Camaenidae and Bradybaenidae have been considered confamilial by Scott [49], whereas both nominal taxa are paraphyletic according to others [7, 50]. According to our analyses, Camaenidae and Bradybaenidae form a clade within the Helicoidea (Fig. 3), leaving no place for a separate superfamily Camaenoidea, which was accepted by [51, 52].

The mitochondrial gene arrangements of Albinaria (Clausilioidea) and Naesiotus (Orthalicoidea) are identical, despite the fact that both taxa belong to different basal groups within the ‘non-Achatinoid’ clade. We hypothesize that this is the ancestral mitogenomic gene order of the ‘non-Achatinoid clade’ and that a rearrangement from tRNA-LAP to tRNA-LPA characterized the most recent common ancestor of this clade.

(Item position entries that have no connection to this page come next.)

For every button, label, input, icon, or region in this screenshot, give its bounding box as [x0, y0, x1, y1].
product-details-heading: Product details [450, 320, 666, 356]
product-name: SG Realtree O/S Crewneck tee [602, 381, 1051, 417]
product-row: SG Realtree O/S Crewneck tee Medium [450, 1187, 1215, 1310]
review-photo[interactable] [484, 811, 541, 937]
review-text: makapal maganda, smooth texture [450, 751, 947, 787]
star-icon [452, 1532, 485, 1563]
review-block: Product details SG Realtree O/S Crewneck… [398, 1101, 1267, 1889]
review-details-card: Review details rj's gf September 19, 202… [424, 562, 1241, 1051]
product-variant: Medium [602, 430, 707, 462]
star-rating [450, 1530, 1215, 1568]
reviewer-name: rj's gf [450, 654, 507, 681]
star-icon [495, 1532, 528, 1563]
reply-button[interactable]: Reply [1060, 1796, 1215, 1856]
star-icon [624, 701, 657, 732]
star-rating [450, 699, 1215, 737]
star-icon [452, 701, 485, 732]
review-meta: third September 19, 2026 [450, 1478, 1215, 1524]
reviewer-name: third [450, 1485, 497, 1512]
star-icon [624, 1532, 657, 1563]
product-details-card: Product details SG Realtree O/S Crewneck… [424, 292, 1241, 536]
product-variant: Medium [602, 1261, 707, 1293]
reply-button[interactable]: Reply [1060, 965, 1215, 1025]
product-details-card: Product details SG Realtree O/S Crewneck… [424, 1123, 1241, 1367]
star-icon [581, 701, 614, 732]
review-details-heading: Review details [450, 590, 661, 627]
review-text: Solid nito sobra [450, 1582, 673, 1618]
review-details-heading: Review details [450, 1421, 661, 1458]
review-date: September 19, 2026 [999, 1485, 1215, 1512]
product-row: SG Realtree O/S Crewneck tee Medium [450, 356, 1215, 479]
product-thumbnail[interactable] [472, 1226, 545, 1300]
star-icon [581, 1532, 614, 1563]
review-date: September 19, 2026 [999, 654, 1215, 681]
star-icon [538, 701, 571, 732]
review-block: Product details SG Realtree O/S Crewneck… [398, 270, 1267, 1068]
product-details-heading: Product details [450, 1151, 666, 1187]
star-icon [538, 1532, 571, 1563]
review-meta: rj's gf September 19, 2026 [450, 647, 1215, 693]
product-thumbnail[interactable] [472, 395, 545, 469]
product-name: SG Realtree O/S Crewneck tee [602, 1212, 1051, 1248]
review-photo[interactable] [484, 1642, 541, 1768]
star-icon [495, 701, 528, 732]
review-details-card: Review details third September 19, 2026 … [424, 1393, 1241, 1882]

On the chosen sequence strategy

Amplification of the complete mitochondrial genome in a single LR-PCR with target specific primers for the snail species tested here was straightforward. Nevertheless, other studies show that full mitogenomic amplifications can be stochastic [53] and the method will not work with degraded material. Alternatively the mitochondrial fraction can be enriched by physical isolation (e.g. centrifugation in CsCl-gradient; requires significant amounts of starting material) or by target capture approaches, in which mitochondrial sequences are isolated by hybridisation to biotinylated probes [54]. Some studies abandon mitochondrial enrichment steps entirely and shotgun sequence (pools of) DNA extracts instead [41,56,57,, 47, 5558]. Each of these methods have their own strengths and weaknesses. In studies where multiple extracts are pooled and that do not make use of indexing tags, additional controls are necessary to check against ‘chimeric’ assemblies (especially when closely related taxa are involved). To this end (and for linking the obtained mitogenomes to species or vouchers) multiple ‘bait’ sequences have to be determined a priori [55, 56, 58]. A mitogenome assembled with pooled DNA from a large number of individuals of the same species [41], is inevitably artificial. Enrichment of the mitochondrial fraction by LR-PCR (and labeling using indexing tag sequences) is expensive and potentially time-consuming. With the capacity of current generation sequencers mitochondrial enrichment strategies might seem outdated. Advantages of the here demonstrated method are that it ensures obtainment of the complete mitochondrial locus from even minute amounts of starting material, there are no negative costs associated with increasing genome sizes (no mitochondrial to nuclear ratio effect) and it diminishes the risk of erroneoulsy sequencing NUMTs.

Conclusion

This study shows that a complete mitogenome can be amplified and sequenced with high coverage from a single LR-PCR. The approach might be especially relevant in situations where only small amounts of starting material are available. Phylogeny reconstructions based on entire mitogenomes are promising to resolve deep level relationships within Stylommatophora, that could not be resolved using only 28S sequence data. Well supported groups from previous studies based on ten-fold less sequence data [7, 37] were reconfirmed. The region between COII and ATP8 is apparently a hot spot for rearrangements in stylommatophoran mitogenomes. The ‘Achatinoid’ clade is a basal branch in Stylommatophora and has the same mitochondrial gene arrangement as closely related non-Stylommatophoran taxa (especially from the clade Hygrophila). Rearrangements in mitochondrial gene order can characterize different stylommatophoran ranks, e.g. (non-) ‘Achatinoid’ clade, Orthurethra, Helicidae and Bradybaenidae.